Narziss und Chrysostomus ist ein Roman von Hermann Hesse, der das Verhältnis von Geist und Körper, Vernunft und Gefühl, Askese und den Leidenschaften des Lebens erforscht. Die Handlung beginnt im mittelalterlichen Kloster Mariabronn, wo zwei junge Männer mit völlig unterschiedlichen Persönlichkeiten aufeinandertreffen. Narziss ist ernst, nachdenklich und dem spirituellen Leben zugetan. Er glaubt an Ordnung, Disziplin, Wissen und den Dienst an Gott. Chrysostomus hingegen ist sensibel, schön, instinktiv und offen für die Welt der Sinne. Obwohl ihn sein Vater in ein Kloster schickt, um Mönch zu werden, erkennt Narziss schnell, dass Chrysostomus nicht für das klösterliche Leben geschaffen ist.
Ihre Freundschaft wird für Chrysostomus entscheidend. Narziss hilft ihm zu erkennen, dass seine wahre Natur nicht in der Abkehr von der Welt liegt, sondern in Erfahrung, Liebe, Kunst und der Auseinandersetzung mit dem Leben. Chrysostomus verlässt das Kloster und begibt sich auf eine lange Reise. Auf seinem Weg begegnet er Frauen, Leidenschaft, Schönheit, Tod, Krankheit und Gewalt.

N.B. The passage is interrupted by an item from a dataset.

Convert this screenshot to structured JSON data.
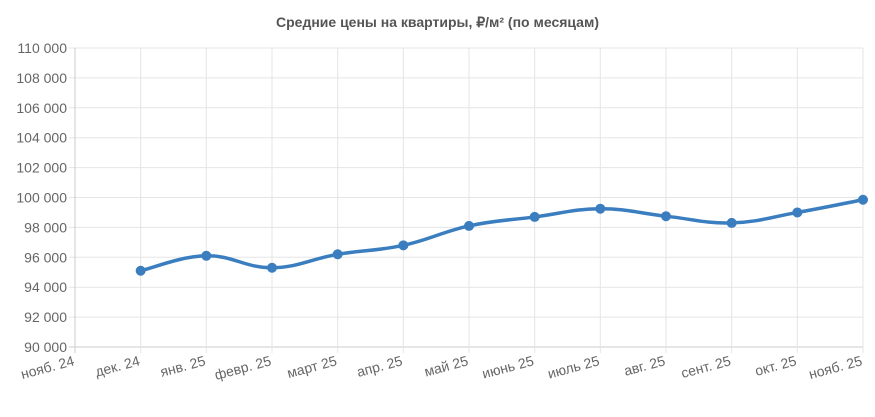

Sein Leben wird zu einer Reihe intensiver Erfahrungen, aber auch schmerzhafter Verluste. Durch Begegnungen mit anderen Menschen und durch seine eigenen Fehler reift er allmählich und beginnt, die Vergänglichkeit alles Irdischen zu begreifen.
Ein wichtiger Teil des Romans ist Chrysostomus' Entdeckung seiner künstlerischen Berufung. In einem Bildhauer findet er einen Lehrmeister und erkennt, dass er seine Erfahrungen formen kann. Die Kunst ermöglicht es ihm, die Erlebnisse von Liebe, Mutterschaft, Tod und Sehnsucht in bleibende Formen zu verwandeln. Doch auch die Kunst schenkt ihm keinen vollkommenen Frieden. Er bleibt hin- und hergerissen zwischen dem Wunsch nach Freiheit und dem Bedürfnis nach Sinn.
Schließlich kehrt Chrysostomus zu Narziss zurück, der nun Abt des Klosters ist. Ihr Wiedersehen zeigt, dass kein Lebensweg in sich abgeschlossen ist. Narziss verkörpert Geist, Denken und Glauben, Chrysostomus hingegen Sinnlichkeit, Kreativität und Erfahrung. Der Roman gibt keine einfache Antwort auf die Frage nach dem richtigen Weg, sondern schildert den Menschen als ein Wesen, das nach einem Gleichgewicht zwischen gegensätzlichen Kräften strebt. Durch die beiden Figuren spricht Hesse über Freundschaft, Kunst, Vergänglichkeit und die Notwendigkeit, dass jeder seine eigene Wahrheit findet.